The Q bids the Palms adieu

When the guy who normally plays a mean guitar comes onstage for the opening number blowing seriously ragged trombone, it’s a good sign that the rock ’n’ roll band you’re about to witness won’t be delivering the musical equivalent of half-court basketball. And when, two songs later, the pianist launches into one of Thelonious Monk’s sharply angular instrumental gems, your initial suspicion—that somehow you’d crash-landed in a parallel-universe Roswell near the intersection of New Mexico and Rudd—is confirmed.

But then, NRBQ is no ordinary band. The quartet, which dates back to the late ’60s, made what’s most likely its last stop at the Palms Playhouse in Davis a week ago Wednesday, playing to a packed house of mostly over-30 folks that included several slack-jawed local musicians. The band has a history of tearing the roof off the Palms and other venues, typically leaving audiences stunned and begging for more. This night was no exception.

While, over the years, NRBQ’s juggernaut-like, turn-on-a-dime tightness has diminished ever so slightly, the tradeoff is that these guys now communicate telepathically like octogenarian Cuban jazz players, making the spaces between the notes that much more interesting. Drummer Tom Ardolino finesses the beat instead of slamming it into your solar plexus, bassist Joey Spampinato underpins the tunes with some of the most intuitive melodic lines this side of prime Paul McCartney, and pianist Terry Adams fingers the 88s like the demon-spawn of Jerry Lee Lewis and the aforementioned Mr. Monk.

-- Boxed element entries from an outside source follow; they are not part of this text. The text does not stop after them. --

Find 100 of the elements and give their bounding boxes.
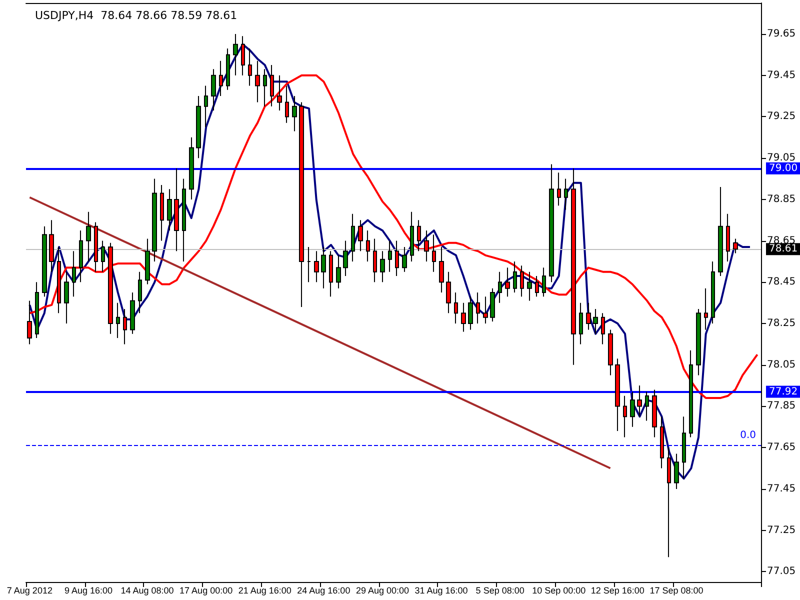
y-tick-label: 77.25 xyxy=(767,524,796,536)
y-tick-label: 77.85 xyxy=(767,400,796,412)
annotation: 0.0 xyxy=(740,430,756,442)
y-tick-label: 78.45 xyxy=(767,276,796,288)
candlestick xyxy=(476,292,480,324)
candlestick xyxy=(145,238,150,285)
y-tick-label: 78.05 xyxy=(767,359,796,370)
candlestick xyxy=(410,211,414,262)
x-tick-label: 5 Sep 08:00 xyxy=(476,586,524,596)
candlestick xyxy=(336,254,341,289)
candlestick xyxy=(108,242,113,334)
candlestick xyxy=(549,164,554,283)
candlestick xyxy=(292,96,297,132)
y-tick-label: 79.25 xyxy=(767,111,796,122)
candlestick xyxy=(557,172,561,206)
x-tick-label: 12 Sep 16:00 xyxy=(590,586,644,596)
x-tick-label: 17 Sep 08:00 xyxy=(650,586,704,596)
candlestick xyxy=(623,395,627,438)
y-tick-label: 77.45 xyxy=(767,483,796,494)
candlestick xyxy=(343,240,348,276)
candlestick xyxy=(571,168,576,366)
candlestick xyxy=(94,222,98,272)
candlestick xyxy=(160,184,164,242)
candlestick xyxy=(579,302,583,345)
ref-line-label: 77.92 xyxy=(769,386,798,398)
y-tick-label: 79.65 xyxy=(767,28,796,40)
candlestick xyxy=(248,48,252,86)
candlestick xyxy=(733,238,738,254)
candlestick xyxy=(446,271,451,314)
candlestick xyxy=(630,391,635,428)
candlestick xyxy=(79,230,83,283)
candlestick xyxy=(72,250,76,298)
candlestick xyxy=(417,220,421,252)
candlestick xyxy=(329,250,333,298)
candlestick xyxy=(424,230,429,262)
candlestick xyxy=(520,265,524,298)
ref-line-label: 78.61 xyxy=(769,244,798,255)
y-tick-label: 77.65 xyxy=(767,442,796,454)
x-tick-label: 17 Aug 00:00 xyxy=(180,586,233,596)
candlestick xyxy=(439,246,444,293)
candlestick xyxy=(535,275,539,298)
candlestick xyxy=(366,230,370,262)
candlestick xyxy=(468,296,473,330)
candlestick xyxy=(689,350,693,438)
candlestick xyxy=(667,447,671,558)
candlestick xyxy=(123,308,127,345)
candlestick xyxy=(461,302,466,332)
candlestick xyxy=(564,178,568,210)
x-tick-label: 21 Aug 16:00 xyxy=(238,586,292,596)
candlestick xyxy=(255,60,260,103)
candlestick xyxy=(299,102,304,308)
candlestick xyxy=(358,220,363,252)
candlestick xyxy=(373,238,377,283)
candlestick xyxy=(513,260,517,293)
candlestick xyxy=(711,260,715,324)
candlestick xyxy=(101,240,105,272)
x-tick-label: 31 Aug 16:00 xyxy=(414,586,468,596)
candlestick xyxy=(86,211,91,262)
candlestick xyxy=(483,296,488,324)
candlestick xyxy=(241,36,245,76)
x-tick-label: 7 Aug 2012 xyxy=(6,586,52,596)
candlestick xyxy=(637,385,642,418)
candlestick xyxy=(645,391,649,422)
candlestick xyxy=(130,292,135,334)
ref-line-label: 79.00 xyxy=(769,162,798,174)
candlestick xyxy=(189,136,194,200)
y-tick-label: 77.05 xyxy=(767,566,796,578)
candlestick xyxy=(395,240,399,276)
candlestick xyxy=(660,416,664,469)
candlestick xyxy=(263,68,267,107)
x-tick-label: 24 Aug 16:00 xyxy=(297,586,350,596)
candlestick xyxy=(64,271,69,324)
candlestick xyxy=(182,178,186,262)
candlestick xyxy=(314,250,319,283)
candlestick xyxy=(505,267,510,298)
candlestick xyxy=(351,213,355,262)
candlestick xyxy=(116,302,120,338)
candlestick xyxy=(527,271,532,302)
candlestick xyxy=(138,271,142,314)
candlestick xyxy=(35,282,39,338)
candlestick xyxy=(307,246,311,283)
candlestick xyxy=(380,250,385,283)
candlestick xyxy=(285,85,289,124)
candlestick xyxy=(388,240,392,272)
candlestick xyxy=(615,358,620,432)
y-tick-label: 79.45 xyxy=(767,70,796,81)
candlestick xyxy=(432,234,436,272)
candlestick xyxy=(233,34,238,76)
candlestick xyxy=(652,389,657,438)
candlestick xyxy=(57,246,61,314)
x-tick-label: 29 Aug 00:00 xyxy=(356,586,410,596)
candlestick xyxy=(704,288,708,330)
candlestick xyxy=(152,178,157,262)
candlestick xyxy=(718,186,723,276)
candlestick xyxy=(321,246,326,289)
y-tick-label: 79.05 xyxy=(767,152,796,164)
y-tick-label: 78.25 xyxy=(767,318,796,330)
candlestick xyxy=(490,288,495,322)
candlestick xyxy=(196,96,201,159)
text: USDJPY,H4 78.64 78.66 78.59 78.61 xyxy=(35,9,238,22)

When NRBQ’s newest member, the trombone-wielding guitarist Johnny Spampinato, replaced longtime fretboard mangler Al Anderson a decade ago, some Q fans were worried he might not be up to the challenge. Well, they needn’t: Johnny (brother of bassist Joey) is a master of the Fender Telecaster—an instrument that’s more difficult to sound fabulous on, as many rock guitarists can attest. Johnny makes it sing like a choirboy and bark like Keith Richards’ dog.

The two-encore show, which culminated in the chef-hatted band members whacking away at snare drums like 10-year-olds, drew from NRBQ’s newest Edisun Records disc Atsa My Band—which may explain the pizza-chef motif—and the group’s substantial back catalog. One of the evening’s coolest points happened when Ardolino came from behind his kit to sing a cover of John Sebastian’s theme from the 1970s’ TV series Welcome Back, Kotter. It was a sublime sing-along moment, one of many in a sublime show, in a magical venue that, all too soon, will be replaced by an apartment complex. Which we certainly need more of, right?